Spatial Analysis and Statistical Modeling with R and spmodel
On this page:
Statistical models often assume that the data are independent. Incorrectly assuming data independence can harm models, resulting in incorrect slope estimates, misleading p-values, and poor predictions. The independence assumption is often inappropriate for spatial data, as spatial observations close together tend to be more similar than spatial observations far apart (Tobler’s Law). Statistical models for spatial data that incorporate spatial dependence tend to notably outperform similar models that rely on independence. Unfortunately, building spatial dependence directly into statistical models is challenging, both from theoretical and computational perspectives, limiting the use of these models in ecological settings. However, recent advances in R software, which we will discuss throughout the workshop, make acquiring spatial data and building spatial models much more accessible.In this workshop, we will first focus on R tools for accessing and handling the spatial data required to build models, highlighting R data libraries like EPA’s StreamCatTools, FedData, prism, and other data web services.
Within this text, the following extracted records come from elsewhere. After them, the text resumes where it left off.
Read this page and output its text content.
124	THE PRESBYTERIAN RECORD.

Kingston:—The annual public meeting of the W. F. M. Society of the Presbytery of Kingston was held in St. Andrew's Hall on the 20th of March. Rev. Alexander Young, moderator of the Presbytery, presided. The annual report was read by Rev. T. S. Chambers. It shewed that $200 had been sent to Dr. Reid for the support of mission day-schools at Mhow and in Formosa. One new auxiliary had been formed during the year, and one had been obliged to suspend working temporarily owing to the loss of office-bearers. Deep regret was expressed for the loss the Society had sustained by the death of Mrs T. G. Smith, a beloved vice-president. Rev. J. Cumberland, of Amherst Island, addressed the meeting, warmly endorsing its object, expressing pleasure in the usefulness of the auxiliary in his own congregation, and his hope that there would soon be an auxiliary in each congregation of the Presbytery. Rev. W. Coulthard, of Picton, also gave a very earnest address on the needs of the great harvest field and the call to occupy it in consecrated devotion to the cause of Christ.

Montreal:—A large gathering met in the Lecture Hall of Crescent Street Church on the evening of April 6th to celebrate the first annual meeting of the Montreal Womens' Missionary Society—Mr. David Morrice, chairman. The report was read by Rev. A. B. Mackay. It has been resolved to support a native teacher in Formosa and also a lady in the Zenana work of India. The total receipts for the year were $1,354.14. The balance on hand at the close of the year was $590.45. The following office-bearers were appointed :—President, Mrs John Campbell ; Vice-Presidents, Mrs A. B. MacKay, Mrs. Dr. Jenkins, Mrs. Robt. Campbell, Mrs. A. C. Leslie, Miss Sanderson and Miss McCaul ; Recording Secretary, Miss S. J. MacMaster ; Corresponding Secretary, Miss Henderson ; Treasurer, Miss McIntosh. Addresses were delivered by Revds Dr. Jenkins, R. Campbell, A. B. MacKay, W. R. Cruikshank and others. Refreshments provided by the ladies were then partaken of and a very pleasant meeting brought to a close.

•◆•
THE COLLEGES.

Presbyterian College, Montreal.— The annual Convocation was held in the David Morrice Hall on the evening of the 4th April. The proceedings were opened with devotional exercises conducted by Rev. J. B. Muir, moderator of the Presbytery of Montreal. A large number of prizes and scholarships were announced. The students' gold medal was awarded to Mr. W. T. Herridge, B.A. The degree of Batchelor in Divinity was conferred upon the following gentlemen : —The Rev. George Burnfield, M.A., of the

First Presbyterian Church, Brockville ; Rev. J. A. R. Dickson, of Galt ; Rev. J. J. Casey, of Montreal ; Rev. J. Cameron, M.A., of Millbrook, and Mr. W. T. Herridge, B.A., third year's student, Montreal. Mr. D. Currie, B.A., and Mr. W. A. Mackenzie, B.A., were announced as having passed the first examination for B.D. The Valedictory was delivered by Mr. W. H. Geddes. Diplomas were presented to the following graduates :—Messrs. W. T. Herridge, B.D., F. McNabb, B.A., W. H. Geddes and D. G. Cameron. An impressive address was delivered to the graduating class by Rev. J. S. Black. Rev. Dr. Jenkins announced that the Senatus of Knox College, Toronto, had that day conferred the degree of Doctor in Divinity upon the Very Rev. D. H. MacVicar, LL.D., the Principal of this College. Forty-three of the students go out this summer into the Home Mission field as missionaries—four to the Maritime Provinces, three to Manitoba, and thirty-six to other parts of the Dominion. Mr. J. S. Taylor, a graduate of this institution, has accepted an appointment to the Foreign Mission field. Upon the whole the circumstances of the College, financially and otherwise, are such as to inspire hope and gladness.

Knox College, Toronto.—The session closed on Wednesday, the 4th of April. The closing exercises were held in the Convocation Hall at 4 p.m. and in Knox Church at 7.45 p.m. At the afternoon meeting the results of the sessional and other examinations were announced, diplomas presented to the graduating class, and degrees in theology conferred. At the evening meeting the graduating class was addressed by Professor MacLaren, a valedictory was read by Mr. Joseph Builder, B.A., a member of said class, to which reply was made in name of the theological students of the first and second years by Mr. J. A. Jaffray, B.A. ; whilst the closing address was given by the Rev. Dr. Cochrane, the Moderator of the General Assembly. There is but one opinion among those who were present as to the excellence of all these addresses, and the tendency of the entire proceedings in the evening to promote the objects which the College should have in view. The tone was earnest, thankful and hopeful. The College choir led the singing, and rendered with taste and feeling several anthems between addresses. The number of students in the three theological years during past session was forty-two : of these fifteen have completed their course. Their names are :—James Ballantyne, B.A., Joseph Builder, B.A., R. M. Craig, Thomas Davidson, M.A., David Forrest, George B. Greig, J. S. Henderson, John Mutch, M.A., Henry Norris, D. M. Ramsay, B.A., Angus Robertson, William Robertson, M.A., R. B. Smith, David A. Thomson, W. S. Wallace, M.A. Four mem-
Then we will focus on using these data to build spatial statistical models using the R package spmodel (https://usepa.github.io/spmodel/). With spmodel, ecologists can seamlessly incorporate spatial dependence into their statistical models. spmodel implements user-friendly syntax that builds from the lm() and glm() functions familiar to base-R users, which significantly eases the transition from fitting independence models to fitting spatial models. We will practice using spmodel to fit these spatial statistical models, interpret the model fit and inspect model diagnostics, perform model selection, and make predictions at unobserved locations. We also discuss some advanced spmodel tools and extensions to modeling binary, count, and skewed data, implementing random forests, and incorporating dependence via non-Euclidean distance measures like neighborhood distance or stream distance.